We then define a number of causal test cases to apply to the scenario-under-test. For example, supposing we expect mask wearing and hand washing to have a preventative effect:

  • mask_wearing_test = (X={precaution = None}, \Delta = {precaution = Mask}, Y = {-20% < n_infected_t5 < -10% }) (Mask wearing is expected to result in between 10% and 20% fewer infections).

  • hand_washing_test = (X={precaution = None}, \Delta = {precaution = Hand Washing}, Y = {-40% < n_infected_t5 < -25%}) (Hand washing is expected to result in between 25% and 40% fewer infections).

  • To run these test cases experimentally, we need to execute both X and \Delta(X) - that is, with and without the interventions. Since the only difference between these test cases is the intervention, we can conclude that the observed difference in n_infected_t5 was caused by the interventions. While this is the simplest approach, it can be extremely inefficient at scale, particularly when dealing with complex software such as computational models.

  • To run these test cases observationally, we need valid observational data for the scenario-under-test. This means we can only use executions with between 20 and 30 people, a square environment of size betwen 20x20 and 40x40, and where a single person was initially infected. In addition, this data must contain executions both with and without the intervention. Next, we need to identify any sources of bias in this data and determine a procedure to counteract them. This is achieved automatically using graphical causal inference techniques that identify a set of variables that can be adjusted to obtain a causal estimate. Finally, for any categorical biasing variables, we need to make sure we have executions corresponding to each category otherwise we have a positivity violation (i.e. missing data). In the worst case, this at least guides the user to an area of the system-under-test that should be executed.

4. Causal Testing

  • After obtaining suitable test data, we can now apply causal inference. First, as described above, we use our causal graph to identify a set of adjustment variables that mitigate all bias in the data. Next, we use statistical models to adjust for these variables (implementing the statistical procedure necessary to isolate the causal effect) and obtain the desired causal estimate. Depending on the statistical model used, we can also generate 95% confidence intervals (or confidence intervals at any confidence level for that matter).
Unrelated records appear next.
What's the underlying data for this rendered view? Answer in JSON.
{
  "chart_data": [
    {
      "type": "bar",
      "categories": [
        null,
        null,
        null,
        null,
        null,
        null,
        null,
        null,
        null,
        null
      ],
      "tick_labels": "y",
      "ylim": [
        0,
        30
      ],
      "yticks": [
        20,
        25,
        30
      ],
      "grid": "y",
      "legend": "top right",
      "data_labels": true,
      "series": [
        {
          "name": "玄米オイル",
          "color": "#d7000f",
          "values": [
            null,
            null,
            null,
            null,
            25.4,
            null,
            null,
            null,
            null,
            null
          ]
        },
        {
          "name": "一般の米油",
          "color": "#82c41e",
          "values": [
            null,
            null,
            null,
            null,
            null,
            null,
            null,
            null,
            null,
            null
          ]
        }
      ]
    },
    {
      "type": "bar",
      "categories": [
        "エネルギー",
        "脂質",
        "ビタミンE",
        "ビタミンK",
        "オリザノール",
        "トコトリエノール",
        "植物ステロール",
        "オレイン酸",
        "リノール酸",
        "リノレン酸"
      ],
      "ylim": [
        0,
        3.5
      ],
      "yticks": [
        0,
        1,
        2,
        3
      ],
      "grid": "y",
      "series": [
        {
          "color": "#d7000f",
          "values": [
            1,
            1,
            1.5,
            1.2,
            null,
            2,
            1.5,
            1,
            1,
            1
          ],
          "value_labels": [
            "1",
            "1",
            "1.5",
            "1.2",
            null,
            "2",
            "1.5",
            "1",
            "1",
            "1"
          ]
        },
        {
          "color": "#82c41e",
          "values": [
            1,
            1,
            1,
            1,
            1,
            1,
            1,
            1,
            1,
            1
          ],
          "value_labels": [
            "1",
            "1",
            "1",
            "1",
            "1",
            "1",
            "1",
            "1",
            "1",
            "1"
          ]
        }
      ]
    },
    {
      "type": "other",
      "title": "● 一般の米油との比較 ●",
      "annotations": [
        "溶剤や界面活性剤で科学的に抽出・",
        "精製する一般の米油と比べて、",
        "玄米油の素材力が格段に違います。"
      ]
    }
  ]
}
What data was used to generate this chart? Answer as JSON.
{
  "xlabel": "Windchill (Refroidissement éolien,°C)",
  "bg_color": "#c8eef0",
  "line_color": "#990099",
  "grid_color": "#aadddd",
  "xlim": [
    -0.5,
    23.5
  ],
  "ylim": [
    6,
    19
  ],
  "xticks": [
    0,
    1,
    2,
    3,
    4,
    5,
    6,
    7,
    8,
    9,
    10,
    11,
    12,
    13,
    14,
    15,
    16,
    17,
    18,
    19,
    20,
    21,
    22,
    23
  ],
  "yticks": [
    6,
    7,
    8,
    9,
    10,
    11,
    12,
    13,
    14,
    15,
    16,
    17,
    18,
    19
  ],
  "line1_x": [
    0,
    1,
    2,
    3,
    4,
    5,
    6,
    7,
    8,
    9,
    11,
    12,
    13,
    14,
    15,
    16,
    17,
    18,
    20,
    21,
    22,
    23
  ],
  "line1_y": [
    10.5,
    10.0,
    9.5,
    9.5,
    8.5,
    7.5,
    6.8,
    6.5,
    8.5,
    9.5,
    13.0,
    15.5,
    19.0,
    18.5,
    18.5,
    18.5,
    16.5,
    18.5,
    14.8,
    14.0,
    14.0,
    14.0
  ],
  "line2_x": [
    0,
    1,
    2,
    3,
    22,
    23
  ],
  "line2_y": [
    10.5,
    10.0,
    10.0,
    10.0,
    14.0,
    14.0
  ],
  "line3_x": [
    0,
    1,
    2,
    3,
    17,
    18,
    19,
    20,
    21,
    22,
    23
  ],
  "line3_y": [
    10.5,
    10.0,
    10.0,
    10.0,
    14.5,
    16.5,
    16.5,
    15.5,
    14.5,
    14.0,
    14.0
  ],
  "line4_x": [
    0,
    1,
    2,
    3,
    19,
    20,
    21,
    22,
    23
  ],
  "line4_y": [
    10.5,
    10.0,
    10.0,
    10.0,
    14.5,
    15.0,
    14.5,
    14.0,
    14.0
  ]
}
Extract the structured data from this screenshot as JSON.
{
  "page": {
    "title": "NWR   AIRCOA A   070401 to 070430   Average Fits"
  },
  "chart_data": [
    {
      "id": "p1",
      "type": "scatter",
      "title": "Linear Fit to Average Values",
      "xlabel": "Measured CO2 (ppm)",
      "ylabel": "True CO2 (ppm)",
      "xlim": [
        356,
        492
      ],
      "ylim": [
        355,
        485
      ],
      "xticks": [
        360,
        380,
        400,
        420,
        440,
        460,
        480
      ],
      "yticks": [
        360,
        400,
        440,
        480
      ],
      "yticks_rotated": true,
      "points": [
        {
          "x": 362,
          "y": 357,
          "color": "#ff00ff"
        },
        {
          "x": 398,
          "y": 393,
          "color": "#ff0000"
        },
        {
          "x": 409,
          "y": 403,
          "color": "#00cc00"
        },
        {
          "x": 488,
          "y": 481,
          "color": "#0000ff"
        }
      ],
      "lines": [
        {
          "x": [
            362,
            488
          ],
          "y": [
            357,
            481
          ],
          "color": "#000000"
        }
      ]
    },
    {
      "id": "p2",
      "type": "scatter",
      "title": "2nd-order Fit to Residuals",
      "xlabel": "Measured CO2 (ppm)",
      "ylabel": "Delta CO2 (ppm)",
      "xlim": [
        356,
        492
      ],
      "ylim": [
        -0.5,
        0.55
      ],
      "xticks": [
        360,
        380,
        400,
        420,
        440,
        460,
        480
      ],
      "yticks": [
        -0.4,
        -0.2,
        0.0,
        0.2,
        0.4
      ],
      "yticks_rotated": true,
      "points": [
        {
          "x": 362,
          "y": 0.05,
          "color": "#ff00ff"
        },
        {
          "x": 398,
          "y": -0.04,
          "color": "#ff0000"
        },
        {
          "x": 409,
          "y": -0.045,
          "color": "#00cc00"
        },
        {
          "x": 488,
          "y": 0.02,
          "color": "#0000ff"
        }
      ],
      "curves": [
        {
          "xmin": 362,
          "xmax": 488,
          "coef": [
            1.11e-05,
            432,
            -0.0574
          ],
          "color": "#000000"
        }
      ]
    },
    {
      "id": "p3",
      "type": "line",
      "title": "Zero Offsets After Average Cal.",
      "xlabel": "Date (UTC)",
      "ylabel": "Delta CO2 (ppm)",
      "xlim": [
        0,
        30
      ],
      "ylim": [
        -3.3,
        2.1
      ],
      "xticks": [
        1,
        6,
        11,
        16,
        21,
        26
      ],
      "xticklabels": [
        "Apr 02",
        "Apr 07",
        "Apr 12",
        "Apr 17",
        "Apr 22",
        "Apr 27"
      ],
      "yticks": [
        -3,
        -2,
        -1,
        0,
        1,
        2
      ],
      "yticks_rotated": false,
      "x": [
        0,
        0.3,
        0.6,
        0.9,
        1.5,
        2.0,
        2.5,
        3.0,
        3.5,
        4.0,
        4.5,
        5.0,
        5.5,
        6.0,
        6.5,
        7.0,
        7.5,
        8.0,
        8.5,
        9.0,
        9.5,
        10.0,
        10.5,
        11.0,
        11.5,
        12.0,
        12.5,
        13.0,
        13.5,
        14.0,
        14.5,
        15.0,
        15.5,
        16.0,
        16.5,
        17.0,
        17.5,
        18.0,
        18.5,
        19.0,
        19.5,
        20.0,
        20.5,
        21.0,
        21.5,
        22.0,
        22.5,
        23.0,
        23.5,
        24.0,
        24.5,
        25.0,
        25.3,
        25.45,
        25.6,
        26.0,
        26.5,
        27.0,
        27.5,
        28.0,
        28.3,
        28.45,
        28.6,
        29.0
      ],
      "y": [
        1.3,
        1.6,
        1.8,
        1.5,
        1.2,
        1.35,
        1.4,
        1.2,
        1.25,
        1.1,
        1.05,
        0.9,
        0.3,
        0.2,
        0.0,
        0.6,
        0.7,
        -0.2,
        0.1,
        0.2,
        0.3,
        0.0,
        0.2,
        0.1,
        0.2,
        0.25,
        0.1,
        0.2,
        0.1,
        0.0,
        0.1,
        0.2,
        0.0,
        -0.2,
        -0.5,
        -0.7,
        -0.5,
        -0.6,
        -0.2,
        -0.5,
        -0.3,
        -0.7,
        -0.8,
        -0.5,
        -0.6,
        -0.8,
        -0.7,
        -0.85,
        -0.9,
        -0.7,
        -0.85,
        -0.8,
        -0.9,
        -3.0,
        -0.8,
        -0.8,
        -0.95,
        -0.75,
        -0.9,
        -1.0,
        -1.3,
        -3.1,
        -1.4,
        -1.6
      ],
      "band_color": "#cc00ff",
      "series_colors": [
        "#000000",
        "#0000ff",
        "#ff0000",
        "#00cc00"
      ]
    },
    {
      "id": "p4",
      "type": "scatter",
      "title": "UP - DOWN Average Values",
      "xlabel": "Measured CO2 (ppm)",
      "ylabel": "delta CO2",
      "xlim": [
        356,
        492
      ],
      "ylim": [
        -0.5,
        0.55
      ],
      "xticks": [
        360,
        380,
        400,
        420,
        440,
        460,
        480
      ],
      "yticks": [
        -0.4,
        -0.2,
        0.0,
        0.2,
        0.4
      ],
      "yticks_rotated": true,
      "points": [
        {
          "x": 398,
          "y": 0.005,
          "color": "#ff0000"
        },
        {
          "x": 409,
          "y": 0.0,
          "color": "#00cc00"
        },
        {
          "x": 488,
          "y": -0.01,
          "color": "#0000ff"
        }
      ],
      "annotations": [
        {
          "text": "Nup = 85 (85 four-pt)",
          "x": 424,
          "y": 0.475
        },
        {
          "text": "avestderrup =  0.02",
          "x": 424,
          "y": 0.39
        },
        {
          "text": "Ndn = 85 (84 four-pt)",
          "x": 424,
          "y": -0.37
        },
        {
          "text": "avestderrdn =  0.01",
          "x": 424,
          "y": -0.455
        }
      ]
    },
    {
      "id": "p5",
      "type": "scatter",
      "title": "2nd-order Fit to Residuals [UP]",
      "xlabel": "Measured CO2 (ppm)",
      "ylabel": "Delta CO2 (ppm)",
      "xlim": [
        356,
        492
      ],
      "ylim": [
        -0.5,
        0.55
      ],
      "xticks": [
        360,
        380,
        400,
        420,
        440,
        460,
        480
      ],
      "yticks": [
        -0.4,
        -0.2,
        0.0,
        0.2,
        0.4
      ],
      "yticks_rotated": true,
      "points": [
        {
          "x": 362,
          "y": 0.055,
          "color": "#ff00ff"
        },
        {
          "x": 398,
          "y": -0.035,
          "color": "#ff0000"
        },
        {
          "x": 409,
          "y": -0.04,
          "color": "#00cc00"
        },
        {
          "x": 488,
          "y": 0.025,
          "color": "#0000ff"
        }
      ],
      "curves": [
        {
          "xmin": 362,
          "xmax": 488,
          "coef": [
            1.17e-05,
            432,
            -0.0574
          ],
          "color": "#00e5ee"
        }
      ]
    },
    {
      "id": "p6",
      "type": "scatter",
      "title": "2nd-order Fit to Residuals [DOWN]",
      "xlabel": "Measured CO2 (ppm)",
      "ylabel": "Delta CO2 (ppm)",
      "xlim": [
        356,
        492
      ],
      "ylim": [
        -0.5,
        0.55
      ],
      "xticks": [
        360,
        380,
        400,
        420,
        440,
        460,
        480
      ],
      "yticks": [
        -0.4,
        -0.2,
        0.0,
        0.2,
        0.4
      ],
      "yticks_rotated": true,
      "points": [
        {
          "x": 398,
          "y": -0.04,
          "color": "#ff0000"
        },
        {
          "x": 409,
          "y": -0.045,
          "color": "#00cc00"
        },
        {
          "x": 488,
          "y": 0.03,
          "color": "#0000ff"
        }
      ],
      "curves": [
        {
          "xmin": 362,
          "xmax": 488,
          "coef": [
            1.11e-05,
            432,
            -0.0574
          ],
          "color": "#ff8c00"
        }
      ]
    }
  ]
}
  • In our example, the causal DAG tells us it is necessary to adjust for environment in order to obtain the causal effect of precaution on n_infected_t5. Supposing the relationship is linear, we can employ a linear regression model of the form n_infected_t5 ~ p0*precaution + p1*environment to carry out this adjustment. If we use experimental data, only a single environment is used by design and therefore the adjustment has no impact. However, if we use observational data, the environment may vary and therefore this adjustment will look at the causal effect within different environments and then provide a weighted average, which turns out to be the partial coefficient p0.

5. Test Oracle Procedure

  • After conducting causal inference, all that remains is to ascertain whether the causal effect is expected or not. In our example, this is simply a case of checking whether the causal effect on n_infected_t5 falls within the specified range. However, in the future, we may wish to implement more complex oracles.